OMC Earnings to Face Pressure Due to Q1FY27 Under-Recoveries
Oil Marketing Companies (OMCs) in India are bracing for a challenging period as profitability concerns loom large for the upcoming fiscal year. According to a recent research report by brokerage firm Prabhudas Lilladher, significant under-recoveries in Q1FY27 and the looming risk of excise duty rollbacks are set to weigh heavily on the sector's earnings.
Significant Under-Recoveries Expected in Q1FY27
The primary driver of the anticipated earnings slump is the projected under-recovery in fuel prices. Prabhudas Lilladher expects substantial losses in the first quarter of FY27. Specifically, the report anticipates under-recoveries of ₹7/litre for Motor Spirit (MS) and ₹10/litre for High-Speed Diesel (HSD). These figures take into account a ₹10/litre excise cut and a cap on cracks at USD 10/bbl for MS and USD 15/bbl for HSD.
Liquefied Petroleum Gas (LPG) is identified as the most critical pain point for OMCs. Losses for LPG are estimated to reach approximately ₹500 per cylinder in Q1FY27. This follows a volatile trend observed in previous quarters; for instance, LPG under-recoveries jumped from roughly ₹170/cyl in April 2026 to between ₹610–₹670/cyl in May 2026. Adding to this pressure, Saudi CP prices are expected to surge by 47% quarter-on-quarter (QoQ) for Q1FY27 due to supply constraints caused by disruptions in West Asia.
The Excise Duty Rollback Risk
A major overhang for the sector is the potential rollback of excise duty cuts. The ₹10/litre excise cut was originally implemented as a crisis management measure rather than a permanent policy. With crude oil prices moderating and retail price hikes already being implemented, there is a growing possibility that the government may phase out these benefits to recoup lost revenue.
Currently, the government bears a revenue impact of approximately ₹1,700 billion per year due to these excise cuts. While any rollback is expected to happen in a phased manner, the mere possibility of this move remains a significant pressure point for the earnings outlook of OMCs.
Crude Oil Volatility and Inventory Rebuilding
While recent geopolitical developments, such as the US-Iran ceasefire, helped Brent crude drop below USD 80/bbl, the brokerage warns that near-term sentiment remains fragile. While Iranian oil exports are expected to resume, which could soften prices, a counter-force is at play: strategic inventory rebuilding.

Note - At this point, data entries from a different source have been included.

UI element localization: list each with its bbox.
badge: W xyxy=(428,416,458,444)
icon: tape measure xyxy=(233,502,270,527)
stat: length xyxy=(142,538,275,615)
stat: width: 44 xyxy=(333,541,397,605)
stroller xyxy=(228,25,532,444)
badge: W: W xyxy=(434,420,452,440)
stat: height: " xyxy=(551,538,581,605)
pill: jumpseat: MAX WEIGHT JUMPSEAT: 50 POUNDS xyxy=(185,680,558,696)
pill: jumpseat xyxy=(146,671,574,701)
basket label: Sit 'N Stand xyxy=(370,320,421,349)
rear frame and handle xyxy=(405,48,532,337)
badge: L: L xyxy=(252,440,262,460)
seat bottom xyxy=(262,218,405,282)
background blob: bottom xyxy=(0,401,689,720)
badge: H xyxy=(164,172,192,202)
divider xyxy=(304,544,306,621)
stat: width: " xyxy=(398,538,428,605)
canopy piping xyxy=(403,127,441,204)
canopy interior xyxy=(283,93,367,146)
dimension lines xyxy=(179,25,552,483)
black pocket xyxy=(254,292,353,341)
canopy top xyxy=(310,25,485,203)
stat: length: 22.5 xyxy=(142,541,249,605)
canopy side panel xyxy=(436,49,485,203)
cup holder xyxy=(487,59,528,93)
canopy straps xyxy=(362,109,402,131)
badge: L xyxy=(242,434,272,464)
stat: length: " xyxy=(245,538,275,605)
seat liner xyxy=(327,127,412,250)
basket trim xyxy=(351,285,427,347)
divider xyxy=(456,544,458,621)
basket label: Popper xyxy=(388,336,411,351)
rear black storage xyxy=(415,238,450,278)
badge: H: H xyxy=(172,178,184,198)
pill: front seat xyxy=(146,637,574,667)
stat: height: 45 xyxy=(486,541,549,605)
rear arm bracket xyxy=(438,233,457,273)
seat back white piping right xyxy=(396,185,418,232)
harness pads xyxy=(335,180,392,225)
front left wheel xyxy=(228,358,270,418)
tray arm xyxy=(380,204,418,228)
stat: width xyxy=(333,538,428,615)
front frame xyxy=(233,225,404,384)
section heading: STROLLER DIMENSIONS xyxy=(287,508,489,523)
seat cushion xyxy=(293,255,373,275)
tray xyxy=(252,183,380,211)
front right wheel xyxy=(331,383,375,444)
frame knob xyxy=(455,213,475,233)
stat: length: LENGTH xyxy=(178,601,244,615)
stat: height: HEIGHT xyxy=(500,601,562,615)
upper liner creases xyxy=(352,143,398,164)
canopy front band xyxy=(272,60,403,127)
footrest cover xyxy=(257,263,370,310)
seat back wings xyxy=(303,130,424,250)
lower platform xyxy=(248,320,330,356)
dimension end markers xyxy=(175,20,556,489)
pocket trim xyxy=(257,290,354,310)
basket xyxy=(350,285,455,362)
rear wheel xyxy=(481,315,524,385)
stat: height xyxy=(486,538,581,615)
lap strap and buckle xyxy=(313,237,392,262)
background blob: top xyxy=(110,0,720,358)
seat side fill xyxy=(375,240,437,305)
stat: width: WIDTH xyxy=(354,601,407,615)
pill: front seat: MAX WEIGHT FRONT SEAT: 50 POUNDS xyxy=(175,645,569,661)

As countries move to replenish their Strategic Petroleum Reserves (SPRs) and maintain optimum resource levels after utilizing them during recent conflicts, incremental demand is expected to enter the market. This cycle of inventory replenishment is likely to keep crude oil prices volatile, preventing a sustained downward trend and keeping margins compressed for Indian refiners and marketers.
Key Takeaways
- Fuel Under-recoveries: OMCs face projected losses of ₹7/litre for MS and ₹10/litre for HSD in Q1FY27, with LPG losses estimated at ₹500/cyl.
- Regulatory Risks: The potential phased rollback of the ₹10/litre excise duty cut poses a significant threat to bottom-line stability.
- Crude Dynamics: Despite temporary price dips, volatility is expected to persist as global demand rises due to the replenishment of strategic petroleum reserves.